I was reading this Yglesias post on the economic consequences of a possible Israel-Iran war, which seemed completely reasonable to me, until I came upon this sentence:
I don’t know nearly enough about the oil industry to be sure whether prices really would spike to cataclysmic highs (seems plausible enough, though) but if such price spikes do happen the consequences would be much worse than either 2008 or 1973. That’s because the pre-crisis economic conditions in the early seventies were totally fine, one of the reasons Nixon cruised to re-election in ‘72:
Now as I've said before, I think Yglesias is a smart and talented blogger, but Jesus Christ, the bolded sentence is just a howler. Nixon imposed national wage and price controls -- imagine that -- in August 1971 in response to rising rates of inflation. The wage and price controls would remain in effect for nearly three years, although they failed pretty miserably, in part due to the first Arab oil embargo during the Yom Kippur War.
People in the United States in 1972 did not perceive the economy as fine. Nixon's landslide win had little to do with the economy and much more to do with the backlash politics of the era, which the nomination of George McGovern helped take to another level.
Forgive my pedantry, but I really hate when basic historical facts -- easily ascertainable -- are subject to this kind of half-assed writing.
Welcome to my world, C. So much of what I read--in "prestigious" publications, too--is poorly-written, error-laden, just-get-it-done-and-posted stuff that clearly bypassed the copyeditor, went directly to Go, and did not earn its $200. Sometimes it's written correctly enough, but the dull word choices and template-generated sentence structures resemble the plodding prose of a bright engineering or pre-med student who knows he needs the A in English but makes no bones about how much he loathes language; indeed, he would seem to want the reader to really get how little pleasure he takes in the artistry-free execution of same.
Then there are the times when I wind up wishing I'd never read something in the first place, like Stanley Fish's latest plagiarism apologia.
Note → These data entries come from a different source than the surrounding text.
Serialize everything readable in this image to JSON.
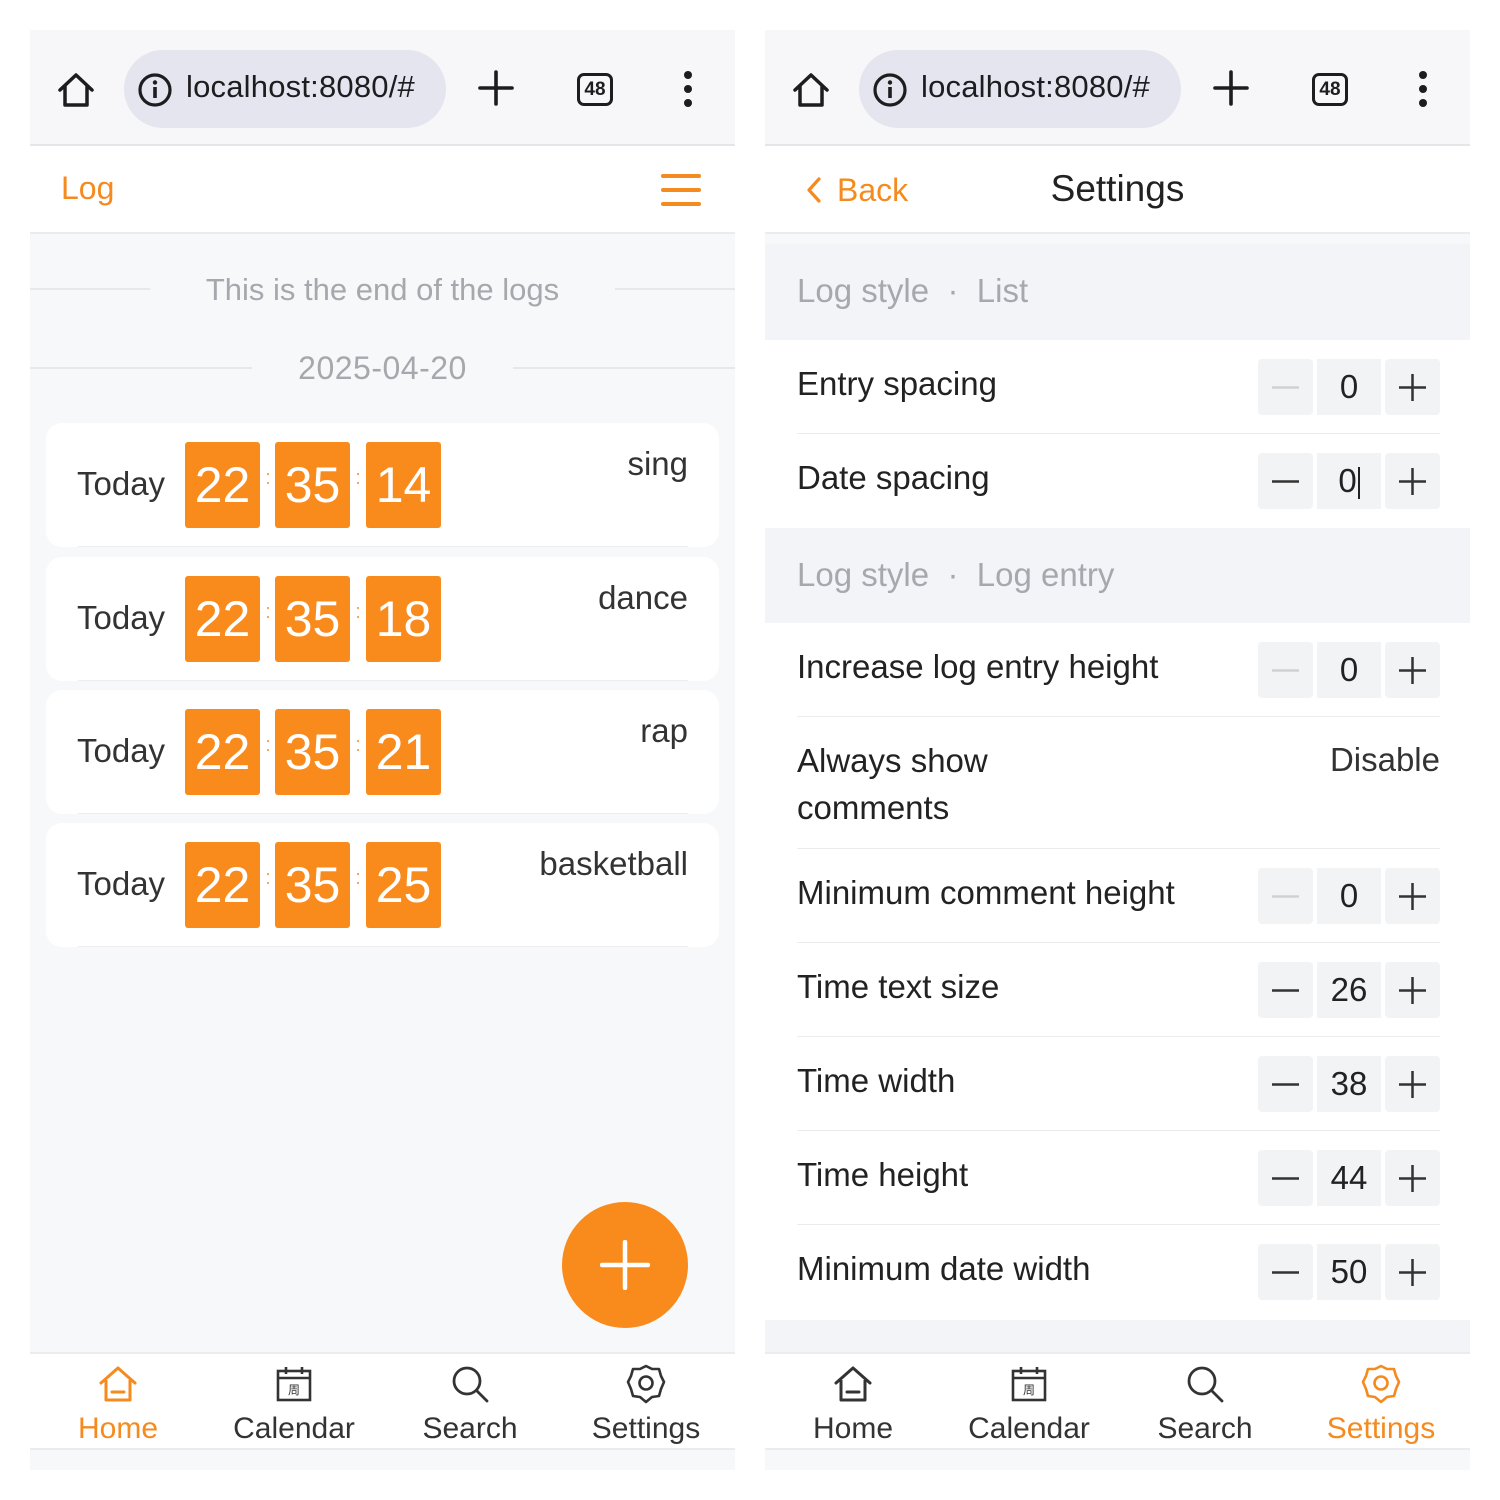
{
  "browser": {
    "url": "localhost:8080/#",
    "tab_count": "48"
  },
  "left_screen": {
    "nav": {
      "title": "Log"
    },
    "end_message": "This is the end of the logs",
    "date": "2025-04-20",
    "entries": [
      {
        "day": "Today",
        "hour": "22",
        "minute": "35",
        "second": "14",
        "label": "sing"
      },
      {
        "day": "Today",
        "hour": "22",
        "minute": "35",
        "second": "18",
        "label": "dance"
      },
      {
        "day": "Today",
        "hour": "22",
        "minute": "35",
        "second": "21",
        "label": "rap"
      },
      {
        "day": "Today",
        "hour": "22",
        "minute": "35",
        "second": "25",
        "label": "basketball"
      }
    ],
    "time_separator": ":"
  },
  "right_screen": {
    "nav": {
      "back_label": "Back",
      "title": "Settings"
    },
    "section_list": {
      "prefix": "Log style",
      "dot": "·",
      "name": "List"
    },
    "section_entry": {
      "prefix": "Log style",
      "dot": "·",
      "name": "Log entry"
    },
    "settings": {
      "entry_spacing": {
        "label": "Entry spacing",
        "value": "0"
      },
      "date_spacing": {
        "label": "Date spacing",
        "value": "0"
      },
      "increase_height": {
        "label": "Increase log entry height",
        "value": "0"
      },
      "always_show_comments": {
        "label_line1": "Always show",
        "label_line2": "comments",
        "value": "Disable"
      },
      "min_comment_height": {
        "label": "Minimum comment height",
        "value": "0"
      },
      "time_text_size": {
        "label": "Time text size",
        "value": "26"
      },
      "time_width": {
        "label": "Time width",
        "value": "38"
      },
      "time_height": {
        "label": "Time height",
        "value": "44"
      },
      "min_date_width": {
        "label": "Minimum date width",
        "value": "50"
      }
    }
  },
  "tabbar": {
    "home": "Home",
    "calendar": "Calendar",
    "calendar_glyph": "周",
    "search": "Search",
    "settings": "Settings"
  },
  "colors": {
    "accent": "#f98b1d",
    "text": "#222222",
    "muted": "#a6a8ad",
    "background": "#f7f8fa"
  },
  "icons": [
    "home-icon",
    "info-icon",
    "plus-icon",
    "tabs-icon",
    "more-vert-icon",
    "hamburger-icon",
    "chevron-left-icon",
    "minus-icon",
    "calendar-icon",
    "search-icon",
    "gear-icon"
  ]
}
Sure, plagiarism isn't as bad as murder, but I am sick and tired of people getting hired for plum writing positions when they can't fucking write their way out of a wet paper bag, and then--and THEN!!!!--with the pressure on, they freak out and steal someone else's creation.
Because that's what plagiarism is: stealing someone's work. Fuck that noise.
Finally, there are the Young'uns. There is no excuse--NO EXCUSE, NONE NONE NONE, do you hear me? NONE!--for a Harvard graduate to be writing such a blatant, easily-fact-checked error when constructing an argument that in part relies on that error. And no, running out of coffee, being in a hurry, or not being a nit-picker are not excuses. That's just plain laziness. Especially now, when fact-checking doesn't require one to drive to the library, comb through spools of microfiche, or worse, spend an hour sorting through the card catalog and then have to climb the stairs (ladders) through a half-dozen attic-like warehouses to reach the bookshelves containing the copies of the publications you need, and then sit on the floor, with cobwebs sticking to your sweaty hair, while you sort through a few dozen issues in order to narrow it down to the three or four you can safely manage to carry under one arm while you negotiate your way back down the stairs (ladders).
No excuse. None.
Posted by: litbrit | August 11, 2010 at 06:58 PM
Eh. I take the long view, in which a thousand years from now there are hot arguments at dissertation defenses over whether there was ever was a president Johnson, or that all the contemporary references were instead to President Clinton's Johnson as the thing that finally undid the Republic.
Posted by: Davis X. Machina | August 11, 2010 at 08:05 PM
No research skills are required; any old geezer would have gladly given him an earful about those days. There are many millions of grandparents out here who remember the relentless squeeze of inflation very well.
I'm not the only one who pledged to stop buying this or that foodstuff if it went higher than $1 a pound and then upped that limit three times before giving up the pledge altogether and just trying to stay afloat. A lot of us concurred finally with the poet, "I wonder what the vintner buys one half so precious as what he sells." Things were not fine, kid.
Posted by: wev | August 11, 2010 at 08:57 PM
As long as it didn't also undo the Democrat, fair enough.